A reputação de Kurt Vile como artista descontraído, tranquilo e sempre zen, pode levar a que não lhe demos a devida importância. Mas o guitarrista de Filadélfia é, hoje em dia, um caso sério no panorama musical: na última década editou sete álbuns – cada um deles um festival de auto-ironia existencial, movido a trocadilhos e dedilhados de guitarra. Com o tempo, Vile tornou-se um dos mais distintos gurus actuais das guitarras indie-rock.
No ano passado, o cantor juntou-se à australiana Courtney Barnett para gravar o simpático “Lotta Sea Lice”, um disco super-pacífico, feito de canções que parecem fatias de amena cavaqueira gravadas por acidente.
Chega-nos agora aos ouvidos o novo álbum de originais em nome próprio, chamado “Bottle it In” (Matador Records, 2018). É um disco rico e variado, uma paisagem mental que nos convida a assentar arraiais por ali. Tal como na antiga banda de Vile, os War On Drugs, a receita base é a mesma de sempre: uma mistura lo-fi de folk e indie-rock, com toques de psicadelismo e de americana, que o cantor molda para formar um som muito particular.

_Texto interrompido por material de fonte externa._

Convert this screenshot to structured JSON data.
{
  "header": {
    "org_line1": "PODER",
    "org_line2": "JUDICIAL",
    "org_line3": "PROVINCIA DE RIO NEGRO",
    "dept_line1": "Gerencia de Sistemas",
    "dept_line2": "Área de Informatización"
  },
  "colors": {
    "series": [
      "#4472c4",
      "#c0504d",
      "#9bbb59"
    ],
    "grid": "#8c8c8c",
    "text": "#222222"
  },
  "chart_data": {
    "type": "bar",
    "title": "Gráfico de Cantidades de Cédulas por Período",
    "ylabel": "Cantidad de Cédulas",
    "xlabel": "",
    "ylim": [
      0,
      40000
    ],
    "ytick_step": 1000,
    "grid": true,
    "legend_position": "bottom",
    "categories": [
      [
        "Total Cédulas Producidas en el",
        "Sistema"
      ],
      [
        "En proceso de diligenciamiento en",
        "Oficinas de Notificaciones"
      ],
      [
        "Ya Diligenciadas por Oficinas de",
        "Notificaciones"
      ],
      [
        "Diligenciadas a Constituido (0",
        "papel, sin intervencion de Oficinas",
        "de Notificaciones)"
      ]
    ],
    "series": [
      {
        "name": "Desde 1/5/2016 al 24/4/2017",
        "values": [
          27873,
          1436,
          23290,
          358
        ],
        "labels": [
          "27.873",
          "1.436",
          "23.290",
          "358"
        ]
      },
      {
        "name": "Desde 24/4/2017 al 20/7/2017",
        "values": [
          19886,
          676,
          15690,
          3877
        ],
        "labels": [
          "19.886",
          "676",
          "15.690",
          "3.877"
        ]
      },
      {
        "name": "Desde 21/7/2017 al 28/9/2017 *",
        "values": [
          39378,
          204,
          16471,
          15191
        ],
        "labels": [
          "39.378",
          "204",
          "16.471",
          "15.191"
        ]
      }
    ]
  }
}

O reconhecido sentido de humor de Kurt Vile surge logo em “Loading Zones”, o primeiro avanço. É um tributo à sua Filadélfia natal, onde Vile se passeia estacionando nas cargas e descargas, esquivando-se às multas. A voz nasalada de Kurt é central, partilhando o protagonismo com uma secção rítmica musculada e um pedal wah wah que é um achado.
“One Trick Ponies” capitaliza a imagem de loser de Kurt Vile, numa ode cativante aos inadaptados deste mundo. É o equivalente sonoro a um passeio à beira-mar, num descapotável, com o sol a aquecer-nos os sentidos e a vida a correr-nos bem.
Mas onde o álbum brilha é nas canções mais longas e serpenteantes, como “Bottle It In” e “Bassackwards”, nas quais Vile se perde em pensamentos e divagações – são temas luminosos, quentes, que se desenrolam com vagar, monólogos quase falados onde parece reinar a espontaneidade da escrita automática.
Não há dúvida que são as guitarras que assumem o comando deste disco, mas o som surge enriquecido com sintetizadores subtis, batidas de caixa de ritmos, banjos e coros – suplementos que acrescentam matizes às composições. Reinam derivas instrumentais, em canções que parecem derreter-se lentamente. O álbum encerra as portas com “(Bottle Back)”, um instrumental que joga com blips e blops de ficção científica, até ao fade out final.
“Bottle It In” é um álbum longo, em que as canções tendem a prolongar-se uns minutos mais do que o habitual, mas é compensador: vale a pena investir uma hora e dezoito minutos para o consumir.